La Regione ha promesso poi per due anni le norme di attuazione dello Statuto che ancora non sono state attivate. I giornali hanno pubblicato titoloni, vendendo questa iniziativa come risolutiva e storica, e invece a oggi non si è fatto niente.

L’attenzione generale è passata infatti fuori dall’ambiente finanziato dalla Regione, nella società civile dove si è lavorato per Facebook in sardu, il traduttore automatico, il sintetizzatore locale, le traduzioni dei classici, i blog in sardo o bilingui a grande diffusione, iniziative, feste ultrafrequentate, conferenze indipendenti.
Si sono le fatte le cose “dal basso” come alcuni predicavano quando ritenevano che noi fossimo “in alto”. Ma questi predicatori di allora a lavorare gratis e dal basso non li abbiamo visti.

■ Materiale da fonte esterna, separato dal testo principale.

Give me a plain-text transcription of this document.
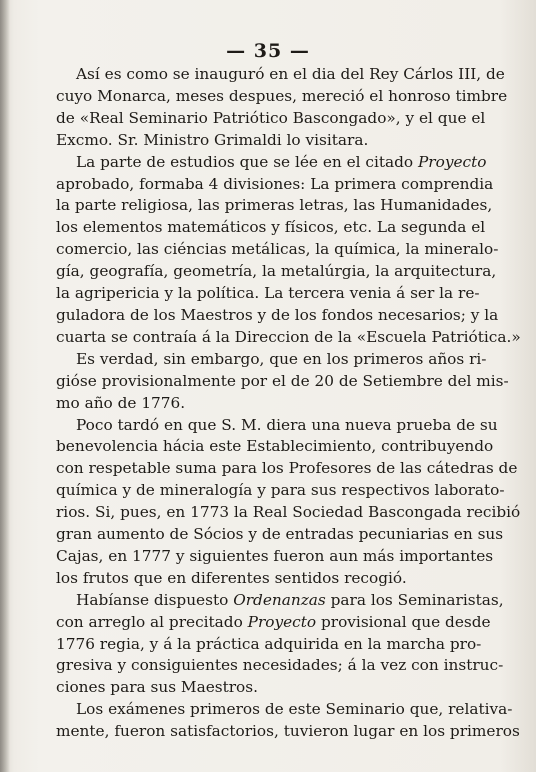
— 35 —

Así es como se inauguró en el dia del Rey Cárlos III, de
cuyo Monarca, meses despues, mereció el honroso timbre
de «Real Seminario Patriótico Bascongado», y el que el
Excmo. Sr. Ministro Grimaldi lo visitara.

La parte de estudios que se lée en el citado Proyecto
aprobado, formaba 4 divisiones: La primera comprendia
la parte religiosa, las primeras letras, las Humanidades,
los elementos matemáticos y físicos, etc. La segunda el
comercio, las ciéncias metálicas, la química, la mineralo-
gía, geografía, geometría, la metalúrgia, la arquitectura,
la agripericia y la política. La tercera venia á ser la re-
guladora de los Maestros y de los fondos necesarios; y la
cuarta se contraía á la Direccion de la «Escuela Patriótica.»

Es verdad, sin embargo, que en los primeros años ri-
gióse provisionalmente por el de 20 de Setiembre del mis-
mo año de 1776.

Poco tardó en que S. M. diera una nueva prueba de su
benevolencia hácia este Establecimiento, contribuyendo
con respetable suma para los Profesores de las cátedras de
química y de mineralogía y para sus respectivos laborato-
rios. Si, pues, en 1773 la Real Sociedad Bascongada recibió
gran aumento de Sócios y de entradas pecuniarias en sus
Cajas, en 1777 y siguientes fueron aun más importantes
los frutos que en diferentes sentidos recogió.

Habíanse dispuesto Ordenanzas para los Seminaristas,
con arreglo al precitado Proyecto provisional que desde
1776 regia, y á la práctica adquirida en la marcha pro-
gresiva y consiguientes necesidades; á la vez con instruc-
ciones para sus Maestros.

Los exámenes primeros de este Seminario que, relativa-
mente, fueron satisfactorios, tuvieron lugar en los primeros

Molti sono stati costretti a seguire la corrente piuttosto che essere promotori di cambiamento linguistico e culturale, in Sardegna. Una tristezza.

Per non parlare di padri nobili e poeti e caravanserraglio del mondo culturale “etnico”. E’ giusto che chi deve possa sbarcare il lunario, ma non è giusto che la politica linguistica sia condizionata dalle necessità di chi giustamente deve andare per forza d’accordo con chi manovra il vapore. Ne è adeguato, per giustificare questa sorta di collaborazione, di rappresentare gli altri, quelli che hanno fatto tre anni di opposizione, come estremisti, talebani o gente che prova gusto a litigare sempre. E’ ora di essere maturi e di riflettere. L’opposizione al continuum politico-amministrativo anti lingua ufficiale Pigliaru-Firino-Maninchedda-Zedda era un dovere in questi anni.
E non siamo pentiti.

Anche perché sono scelte che si pagano care ogni giorno.

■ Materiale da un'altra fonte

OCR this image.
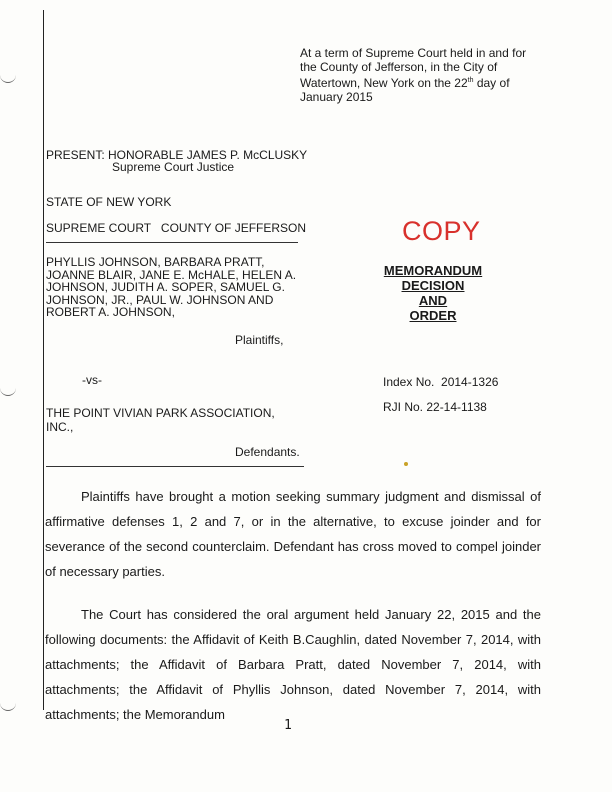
At a term of Supreme Court held in and for
the County of Jefferson, in the City of
Watertown, New York on the 22th day of
January 2015
PRESENT: HONORABLE JAMES P. McCLUSKY
Supreme Court Justice
STATE OF NEW YORK
SUPREME COURT   COUNTY OF JEFFERSON	COPY
MEMORANDUM
DECISION
AND
ORDER
PHYLLIS JOHNSON, BARBARA PRATT,
JOANNE BLAIR, JANE E. McHALE, HELEN A.
JOHNSON, JUDITH A. SOPER, SAMUEL G.
JOHNSON, JR., PAUL W. JOHNSON AND
ROBERT A. JOHNSON,
Plaintiffs,
-vs-	Index No.  2014-1326
RJI No. 22-14-1138
THE POINT VIVIAN PARK ASSOCIATION,
INC.,
Defendants.
Plaintiffs have brought a motion seeking summary judgment and dismissal of affirmative defenses 1, 2 and 7, or in the alternative, to excuse joinder and for severance of the second counterclaim. Defendant has cross moved to compel joinder of necessary parties.
The Court has considered the oral argument held January 22, 2015 and the following documents: the Affidavit of Keith B.Caughlin, dated November 7, 2014, with attachments; the Affidavit of Barbara Pratt, dated November 7, 2014, with attachments; the Affidavit of Phyllis Johnson, dated November 7, 2014, with attachments; the Memorandum
1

Il governo Pigliaru, anche con l’aiuto o il silenzio di indipendentisti o sovranisti che hanno governato o stanno ancora governando, più attenti al mondo clientelare del folklore e alle reazioni e interessi accademici (la filologia ufficiale, si sa, è contro la lingua sarda ufficiale) che non a una lingua nazionale, ha vinto dunque questa battaglia che aveva ideato e progettato. Ci hanno diviso.

La prova sta nel fatto che i soliti intellettuali che pubblicavano sempre contro la politica linguistica nei media sardi ora stanno zitti perché acconsentono. E anche i polemisti localisti anti lsc, alla prova del governo, si sono resi conto che non riescono a fare nulla. Anche quelli che avevano salutato la fine dell’ufficio regionale nel 2014, o che l’hanno anche provocata, come opportunità per la loro carriera.

Divide e impera. Almeno in questo non è un governo fallimentare. Ci sono riusciti.

Ma la sconfitta più grande pare quella del Movimento Linguistico, che ha perso un’occasione, a parte la nuova esperienza del Coordinamentu pro su Sardu Ufitziale e poche altre, di resistere a questo sistema invece di adeguarsi al sistema dei terminator della lingua.

Il Movimento linguistico manca di credibilità nella società perché sembra non combattere, ma si accontenta di essere legittimato dal potere italianista. Chi non ha fatto opposizione in questi anni ha infatti meno credibilità.

Il ritornello continuo dell’unità e della collaborazione con chi oggi governa, non si può sentire visto che la premessa sta nell’arrendersi all’esistente.

E’ possibile l’unità del mondo linguistico? Forse, ma dipende quale ne sarà la narrazione egemone da oggi in poi, dopo che in molti hanno sbagliato rovinando non solo progetti comuni, ma anche arrecando gravi danni alle persone e alle loro passioni e sogni.

Ma è poi forse vero che c’è unità di intenti tra chi vuole una lingua e chi invece due o 300? Tra chi mette sempre in discussione lo standard e chi invece lavora? Tra chi resta coerente e chi segue le fluttuazioni del mercato linguistico?

Dialogare è sempre utile, ma solo se c’è un orizzonte comune.

Intanto il governo dei professori, non abbastanza contrastato nel palazzo e nella società, ha realizzato il suo programma. Dividere il movimento, fermare e narcotizzare la politica linguistica istituzionale.

Che per fortuna è ripartita. Dal basso. Con umiltà.